Charles Lamb was certainly in error? when he described Vittoria’s attitude as one of ‘innocence-resembling boldness.’ In the trial scene, no less than in the scenes of altercation with Brachiano and Flamineo, Webster clearly intended her to pass for a magnificent vixen, a beautiful and queenly termagant. Her boldness is the audacity of impudence, which does not condescend to entertain the thought of guilt. Her egotism is so hard and so profound that the very victims whom she sacrifices to ambition seem in her sight justly punished. Of Camillo and Isabella, her husband and his wife, she says to Brachiano:
And both were struck
dead by that sacred yew, In that base
shallow grave that was
their due.
IV
It is tempting to pass from this analysis of Vittoria’s life to a consideration of Webster’s drama as a whole, especially in a book dedicated to Italian byways. For that mysterious man of genius had explored the dark and devious paths of Renaissance vice, and had penetrated the secrets of Italian wickedness with truly appalling lucidity. His tragedies, though worthless as historical documents, have singular value as commentaries upon history, as revelations to us of the spirit of the sixteenth century in its deepest gloom.

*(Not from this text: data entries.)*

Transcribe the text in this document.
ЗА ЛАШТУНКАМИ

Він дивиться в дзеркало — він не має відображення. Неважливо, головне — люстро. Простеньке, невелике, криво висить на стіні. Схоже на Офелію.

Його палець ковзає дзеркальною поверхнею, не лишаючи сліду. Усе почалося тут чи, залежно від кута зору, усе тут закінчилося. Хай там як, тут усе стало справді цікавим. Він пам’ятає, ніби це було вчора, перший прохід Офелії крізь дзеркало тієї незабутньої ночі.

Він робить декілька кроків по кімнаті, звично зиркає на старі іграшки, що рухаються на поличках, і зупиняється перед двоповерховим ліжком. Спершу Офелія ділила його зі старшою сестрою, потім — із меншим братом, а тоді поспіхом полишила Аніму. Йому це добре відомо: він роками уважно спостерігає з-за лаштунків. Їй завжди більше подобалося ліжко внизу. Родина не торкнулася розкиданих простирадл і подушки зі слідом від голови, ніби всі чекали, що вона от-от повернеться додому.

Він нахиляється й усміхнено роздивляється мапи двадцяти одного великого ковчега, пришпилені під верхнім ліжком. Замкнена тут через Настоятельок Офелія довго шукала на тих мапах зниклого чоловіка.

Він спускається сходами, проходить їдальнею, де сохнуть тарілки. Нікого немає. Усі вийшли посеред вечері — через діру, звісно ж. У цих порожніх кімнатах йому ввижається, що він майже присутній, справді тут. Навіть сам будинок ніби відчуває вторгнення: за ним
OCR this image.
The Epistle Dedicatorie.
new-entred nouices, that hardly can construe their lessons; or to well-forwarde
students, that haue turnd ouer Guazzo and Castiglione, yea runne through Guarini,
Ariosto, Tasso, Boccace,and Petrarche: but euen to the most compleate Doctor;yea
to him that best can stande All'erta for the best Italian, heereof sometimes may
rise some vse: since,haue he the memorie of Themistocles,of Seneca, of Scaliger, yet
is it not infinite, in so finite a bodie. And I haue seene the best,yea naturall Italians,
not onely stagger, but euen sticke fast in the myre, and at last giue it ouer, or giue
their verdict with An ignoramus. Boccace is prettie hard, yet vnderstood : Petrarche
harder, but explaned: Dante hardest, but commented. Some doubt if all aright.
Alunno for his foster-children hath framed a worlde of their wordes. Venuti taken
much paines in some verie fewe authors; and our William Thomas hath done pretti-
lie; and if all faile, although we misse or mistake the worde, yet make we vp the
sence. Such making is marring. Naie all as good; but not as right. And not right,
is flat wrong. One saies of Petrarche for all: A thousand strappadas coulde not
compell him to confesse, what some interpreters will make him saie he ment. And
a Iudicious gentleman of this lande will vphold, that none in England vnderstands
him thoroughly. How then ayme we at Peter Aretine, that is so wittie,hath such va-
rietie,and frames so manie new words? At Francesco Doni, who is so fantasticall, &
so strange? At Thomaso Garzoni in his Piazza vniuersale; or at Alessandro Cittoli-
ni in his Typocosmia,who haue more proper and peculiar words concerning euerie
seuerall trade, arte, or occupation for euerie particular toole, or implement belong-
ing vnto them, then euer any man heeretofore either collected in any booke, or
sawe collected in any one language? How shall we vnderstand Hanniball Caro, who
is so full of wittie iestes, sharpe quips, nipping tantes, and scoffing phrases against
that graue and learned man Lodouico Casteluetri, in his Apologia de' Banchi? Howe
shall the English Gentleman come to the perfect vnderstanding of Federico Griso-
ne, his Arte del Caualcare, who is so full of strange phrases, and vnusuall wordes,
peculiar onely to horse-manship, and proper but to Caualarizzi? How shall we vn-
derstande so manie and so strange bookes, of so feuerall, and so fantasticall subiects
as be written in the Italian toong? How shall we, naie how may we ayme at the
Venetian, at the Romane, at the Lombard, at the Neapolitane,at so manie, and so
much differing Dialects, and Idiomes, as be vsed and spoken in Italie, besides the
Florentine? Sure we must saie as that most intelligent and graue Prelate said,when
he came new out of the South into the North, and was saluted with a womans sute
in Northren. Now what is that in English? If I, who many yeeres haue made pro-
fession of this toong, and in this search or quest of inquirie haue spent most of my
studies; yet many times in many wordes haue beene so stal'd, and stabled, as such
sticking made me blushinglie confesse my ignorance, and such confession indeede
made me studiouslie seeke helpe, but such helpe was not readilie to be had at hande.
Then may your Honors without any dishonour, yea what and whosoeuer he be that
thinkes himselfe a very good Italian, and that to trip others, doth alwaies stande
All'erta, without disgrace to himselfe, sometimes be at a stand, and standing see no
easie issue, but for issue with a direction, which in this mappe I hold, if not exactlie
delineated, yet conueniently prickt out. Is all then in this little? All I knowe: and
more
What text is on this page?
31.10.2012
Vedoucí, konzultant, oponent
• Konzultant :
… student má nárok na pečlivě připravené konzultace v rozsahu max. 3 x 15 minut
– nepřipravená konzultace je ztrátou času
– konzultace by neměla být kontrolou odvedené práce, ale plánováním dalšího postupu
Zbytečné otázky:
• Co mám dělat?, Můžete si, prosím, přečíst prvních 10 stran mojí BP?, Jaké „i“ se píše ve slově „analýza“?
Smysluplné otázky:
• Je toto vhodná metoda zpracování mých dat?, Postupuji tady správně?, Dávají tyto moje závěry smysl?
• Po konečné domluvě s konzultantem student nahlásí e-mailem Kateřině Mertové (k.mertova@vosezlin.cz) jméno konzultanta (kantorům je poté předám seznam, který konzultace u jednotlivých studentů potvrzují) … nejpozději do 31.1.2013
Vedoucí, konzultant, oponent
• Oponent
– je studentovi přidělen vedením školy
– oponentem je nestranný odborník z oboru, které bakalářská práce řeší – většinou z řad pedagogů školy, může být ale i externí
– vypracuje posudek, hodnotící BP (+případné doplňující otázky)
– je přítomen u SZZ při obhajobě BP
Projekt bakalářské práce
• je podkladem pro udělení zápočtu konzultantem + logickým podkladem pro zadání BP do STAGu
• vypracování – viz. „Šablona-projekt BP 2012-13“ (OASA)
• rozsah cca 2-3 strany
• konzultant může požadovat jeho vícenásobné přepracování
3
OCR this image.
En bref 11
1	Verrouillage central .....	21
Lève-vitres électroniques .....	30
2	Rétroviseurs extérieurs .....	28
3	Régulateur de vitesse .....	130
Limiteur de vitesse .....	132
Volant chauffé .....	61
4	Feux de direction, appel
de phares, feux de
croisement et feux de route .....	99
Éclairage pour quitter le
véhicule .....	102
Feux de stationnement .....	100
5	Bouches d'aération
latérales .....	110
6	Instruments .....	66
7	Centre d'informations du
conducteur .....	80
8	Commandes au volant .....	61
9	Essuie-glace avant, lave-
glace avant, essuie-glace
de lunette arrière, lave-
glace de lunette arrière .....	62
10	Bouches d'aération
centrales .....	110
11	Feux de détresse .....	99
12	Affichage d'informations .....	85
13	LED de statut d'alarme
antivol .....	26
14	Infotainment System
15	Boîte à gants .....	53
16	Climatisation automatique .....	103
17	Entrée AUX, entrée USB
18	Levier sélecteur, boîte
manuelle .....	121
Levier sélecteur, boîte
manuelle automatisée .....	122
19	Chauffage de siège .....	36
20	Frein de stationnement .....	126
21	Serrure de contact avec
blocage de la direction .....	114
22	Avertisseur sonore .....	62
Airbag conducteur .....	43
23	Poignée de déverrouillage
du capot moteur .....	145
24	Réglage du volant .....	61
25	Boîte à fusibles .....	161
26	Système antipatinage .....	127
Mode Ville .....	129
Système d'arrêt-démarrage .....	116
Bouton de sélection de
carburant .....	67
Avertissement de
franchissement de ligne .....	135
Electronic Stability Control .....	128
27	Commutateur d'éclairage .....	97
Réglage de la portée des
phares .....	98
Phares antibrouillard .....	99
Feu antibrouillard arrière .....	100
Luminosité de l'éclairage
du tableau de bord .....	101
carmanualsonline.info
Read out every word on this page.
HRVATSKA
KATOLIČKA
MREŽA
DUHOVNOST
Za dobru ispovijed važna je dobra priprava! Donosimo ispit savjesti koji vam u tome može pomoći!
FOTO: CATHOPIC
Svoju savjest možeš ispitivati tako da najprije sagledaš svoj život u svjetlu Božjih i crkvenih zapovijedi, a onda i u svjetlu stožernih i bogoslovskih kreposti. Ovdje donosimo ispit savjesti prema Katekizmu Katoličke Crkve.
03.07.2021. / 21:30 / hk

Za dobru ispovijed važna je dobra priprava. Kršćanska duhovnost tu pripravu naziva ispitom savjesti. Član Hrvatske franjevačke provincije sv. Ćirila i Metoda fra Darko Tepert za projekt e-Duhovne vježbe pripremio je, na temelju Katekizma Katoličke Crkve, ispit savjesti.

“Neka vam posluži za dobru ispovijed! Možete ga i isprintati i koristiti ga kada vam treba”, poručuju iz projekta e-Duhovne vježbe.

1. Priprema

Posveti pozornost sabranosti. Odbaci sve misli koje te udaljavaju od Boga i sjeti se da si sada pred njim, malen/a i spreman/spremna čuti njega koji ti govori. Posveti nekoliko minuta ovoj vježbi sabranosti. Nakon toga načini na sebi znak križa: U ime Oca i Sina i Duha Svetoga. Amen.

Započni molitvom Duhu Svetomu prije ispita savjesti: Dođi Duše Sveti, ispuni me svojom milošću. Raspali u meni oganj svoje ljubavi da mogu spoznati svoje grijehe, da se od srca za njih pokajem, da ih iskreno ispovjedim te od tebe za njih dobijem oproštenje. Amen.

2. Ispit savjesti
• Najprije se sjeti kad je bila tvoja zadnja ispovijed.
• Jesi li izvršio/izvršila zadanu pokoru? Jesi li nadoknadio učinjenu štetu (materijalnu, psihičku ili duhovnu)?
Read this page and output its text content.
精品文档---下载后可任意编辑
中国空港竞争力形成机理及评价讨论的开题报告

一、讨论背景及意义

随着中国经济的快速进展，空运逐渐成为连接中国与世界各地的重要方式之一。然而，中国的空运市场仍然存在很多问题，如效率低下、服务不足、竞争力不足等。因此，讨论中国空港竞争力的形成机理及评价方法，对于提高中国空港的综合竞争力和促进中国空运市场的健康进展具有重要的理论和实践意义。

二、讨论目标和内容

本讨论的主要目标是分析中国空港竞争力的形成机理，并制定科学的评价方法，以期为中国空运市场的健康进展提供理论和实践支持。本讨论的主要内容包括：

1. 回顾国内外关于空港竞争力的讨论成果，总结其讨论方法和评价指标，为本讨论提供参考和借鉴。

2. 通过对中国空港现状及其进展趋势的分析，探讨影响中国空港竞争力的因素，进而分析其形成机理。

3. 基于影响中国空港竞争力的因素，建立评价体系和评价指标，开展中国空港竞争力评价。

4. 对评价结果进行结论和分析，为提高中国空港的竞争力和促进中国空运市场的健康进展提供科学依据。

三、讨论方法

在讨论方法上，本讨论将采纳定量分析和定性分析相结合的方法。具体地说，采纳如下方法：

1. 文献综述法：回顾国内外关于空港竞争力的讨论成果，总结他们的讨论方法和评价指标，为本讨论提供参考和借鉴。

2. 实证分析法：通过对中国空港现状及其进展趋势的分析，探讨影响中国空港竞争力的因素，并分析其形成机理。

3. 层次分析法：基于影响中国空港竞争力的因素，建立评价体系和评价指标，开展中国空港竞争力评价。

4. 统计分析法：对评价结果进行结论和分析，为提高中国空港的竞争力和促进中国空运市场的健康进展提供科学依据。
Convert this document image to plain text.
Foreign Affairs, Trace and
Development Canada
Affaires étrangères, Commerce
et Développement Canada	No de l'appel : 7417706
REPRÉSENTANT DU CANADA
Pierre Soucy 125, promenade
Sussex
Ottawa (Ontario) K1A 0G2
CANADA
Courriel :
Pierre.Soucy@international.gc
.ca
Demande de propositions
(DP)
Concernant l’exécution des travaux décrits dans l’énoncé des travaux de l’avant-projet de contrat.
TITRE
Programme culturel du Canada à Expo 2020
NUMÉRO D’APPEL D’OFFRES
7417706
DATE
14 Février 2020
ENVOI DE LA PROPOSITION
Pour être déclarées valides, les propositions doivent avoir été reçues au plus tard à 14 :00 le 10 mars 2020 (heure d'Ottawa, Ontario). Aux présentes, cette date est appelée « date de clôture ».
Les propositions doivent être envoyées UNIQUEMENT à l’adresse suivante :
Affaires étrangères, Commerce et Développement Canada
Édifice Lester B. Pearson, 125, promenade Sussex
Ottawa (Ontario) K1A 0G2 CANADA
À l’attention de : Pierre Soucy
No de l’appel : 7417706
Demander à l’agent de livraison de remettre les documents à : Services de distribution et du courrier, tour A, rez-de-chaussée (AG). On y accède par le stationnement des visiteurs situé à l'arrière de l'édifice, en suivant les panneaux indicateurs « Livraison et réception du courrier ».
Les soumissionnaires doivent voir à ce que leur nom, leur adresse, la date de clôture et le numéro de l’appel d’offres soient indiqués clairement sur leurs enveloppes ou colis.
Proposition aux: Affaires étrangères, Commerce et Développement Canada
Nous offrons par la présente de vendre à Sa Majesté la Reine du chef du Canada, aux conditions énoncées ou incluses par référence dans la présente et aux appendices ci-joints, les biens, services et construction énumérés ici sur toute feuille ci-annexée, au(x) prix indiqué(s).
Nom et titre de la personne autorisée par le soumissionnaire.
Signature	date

Webster’s plays, owing to the condensation of their thought and the compression of their style, are not easy to read for the first time. He crowds so many fantastic incidents into one action, and burdens his discourse with so much profoundly studied matter, that we rise from the perusal of his works with a blurred impression of the fables, a deep sense of the poet’s power and personality, and an ineffaceable recollection of one or two resplendent scenes. His Roman history-play of ‘Appius and Virginia’ proves that he understood the value of a simple plot, and that he was able, when he chose, to work one out with conscientious calmness. But the two Italian dramas upon which his fame is justly founded, by right of which he stands alone among the playwrights of all literatures, are marked by a peculiar and wayward mannerism. Each part is etched with equal effort after luminous effect upon a back-ground of lurid darkness; and the whole play is made up of these parts, without due concentration on a master-motive. The characters are definite in outline, but, taken together in the conduct of a single plot, they seem to stand apart, like figures in a tableau vivant; nor do they act and react each upon the other in the play of interpenetrative passions. That this mannerism was deliberately chosen, we have a right to believe. ’Willingly, and not ignorantly, in this kind have I faulted,’ is the answer Webster gives to such as may object that he has not constructed his plays upon the classic model. He seems to have had a certain sombre richness of tone and intricacy of design in view, combining sensational effect and sententious pregnancy of diction in works of laboured art, which, when adequately represented to the ear and eye upon the stage, might at a touch obtain the animation they now lack for chamber-students.